The Tuesday Ohio municipal election is fast approaching and those registered to vote in Columbus have a variety of candidates to choose from in the race for both city council and mayor.
To me, being able to vote is not only a right but also a privilege. I believe this to be true because I was the first in my family to vote. Voting should not be taken for granted and is also one of the most fundamental ways one can make a difference. I encourage students of all majors and interests to involve themselves in learning about the issues facing our country, state and city and go out and vote when they can. I stress the importance that Ohio State students registered in Columbus play in the Ohio municipal elections for many reasons.
OSU is the largest university in Columbus. Our school brings students here, not just from around Ohio but also from across the country and around the world. So many Buckeyes pursue jobs and internships throughout the city of Columbus and continue to do so after graduation. We play a bigger role in this city than we realize, and because of this I believe that students should have a voice.
After reading about the candidates running for city council and learning about what they hope to accomplish, there are some key candidates that stand out to me. The first is Elizabeth Brown, whose vision is to build strong neighborhoods, create more jobs and fight poverty. If she is anything like her father, Ohio’s own Senator Sherrod Brown, then I believe that Columbus will be in good hands. It surprised me to learn that although she had a baby last week, she continues to attend events to meet voters. To me, this without a doubt shows her dedication. Having a baby and running for office at the same time is not easy, but Brown is doing a phenomenal job so far.
Her track record for service in Columbus also impressed me. Throughout the community, she has helped individuals of all ages. As a member of the City Year AmeriCorps program, she mentored middle school students to improve literacy and created various learning projects in public schools. Brown also serves on the board of a mental health treatment center, The Center for Balanced Living, which focuses on eating disorders. Mental health is one of the major issues facing Ohio today, and it shows a lot that a candidate cares so much about this topic. While manager of Downtown Economic Development, she also helped create jobs while encouraging new companies to come to Columbus. A dedicated public servant who is passionate about our city, Brown would be an excellent candidate to vote for on Tuesday.

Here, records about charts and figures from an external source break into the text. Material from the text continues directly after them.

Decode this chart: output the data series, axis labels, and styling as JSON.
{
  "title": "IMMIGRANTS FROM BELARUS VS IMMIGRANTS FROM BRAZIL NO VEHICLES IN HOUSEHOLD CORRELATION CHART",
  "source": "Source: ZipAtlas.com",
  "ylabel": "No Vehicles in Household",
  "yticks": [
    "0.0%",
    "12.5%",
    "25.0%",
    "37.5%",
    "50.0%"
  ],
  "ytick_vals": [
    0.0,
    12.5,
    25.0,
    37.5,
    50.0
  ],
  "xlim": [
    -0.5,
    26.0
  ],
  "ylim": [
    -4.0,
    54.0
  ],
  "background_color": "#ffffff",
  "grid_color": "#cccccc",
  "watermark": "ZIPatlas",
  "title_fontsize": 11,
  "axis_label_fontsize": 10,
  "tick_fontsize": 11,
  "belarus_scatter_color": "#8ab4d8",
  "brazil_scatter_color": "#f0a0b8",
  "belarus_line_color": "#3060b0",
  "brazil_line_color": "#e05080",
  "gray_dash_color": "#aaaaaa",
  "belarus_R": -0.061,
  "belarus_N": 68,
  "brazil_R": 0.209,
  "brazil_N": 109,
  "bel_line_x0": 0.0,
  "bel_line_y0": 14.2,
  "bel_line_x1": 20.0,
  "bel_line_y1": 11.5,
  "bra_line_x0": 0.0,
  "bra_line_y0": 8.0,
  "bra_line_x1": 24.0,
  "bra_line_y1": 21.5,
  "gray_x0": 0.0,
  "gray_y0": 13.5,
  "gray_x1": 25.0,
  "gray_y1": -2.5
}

Voters should also look into Michael Stinziano, an advocate for students who is running for city council as well. Stinziano currently represents OSU and other college campuses in the Ohio House of Representatives. He has sponsored legislation that would remove the sales tax from textbooks, increasing affordability for students. Stinziano also introduced the bill that allowed student trustees to have full voting rights at OSU and other public universities in Ohio. He supports the student voice and is aware of the issues that face us today. In addition, his vision includes combating crime in Columbus and creating safer neighborhoods for all of us to live in. If he is elected to city council, I know he would continue to advocate for us and make sure our concerns are heard.
In the election for mayor of Columbus, Andrew Ginther has gained large support and stands as the leading candidate. I attended a young professionals event downtown last week where I had a chance to not only hear him speak about his visions for Columbus but also shake his hand and chat with him afterwards.
I learned that, as president of Columbus city council, Ginther worked with current Mayor Michael Coleman to not only retain thousands of jobs in Columbus but create new ones as well. He has also invested in early childhood education, fought to end childhood hunger and worked to reduce infant mortality.
One of Ginther’s major policy points that caught my attention included hiring more police and firefighters. He has been implementing important strategies to prevent crime through programs such as the Community Crime Patrol and the Columbus Police Summer Strike Force. Ginther’s safety efforts might not only impact citizens of Columbus but also OSU students who live in the off campus area. As a victim of an off-campus crime, safety is one of my biggest concerns, and it means a lot to me that a candidate is passionate about building a safer Columbus.
Although these are just my opinions, I hope students can form their own. I encourage others to research the variety of candidates running, as well as the many issues to vote on in the election. OSU plays an immense role in Columbus and Buckeyes should definitely go out and make a difference this Tuesday.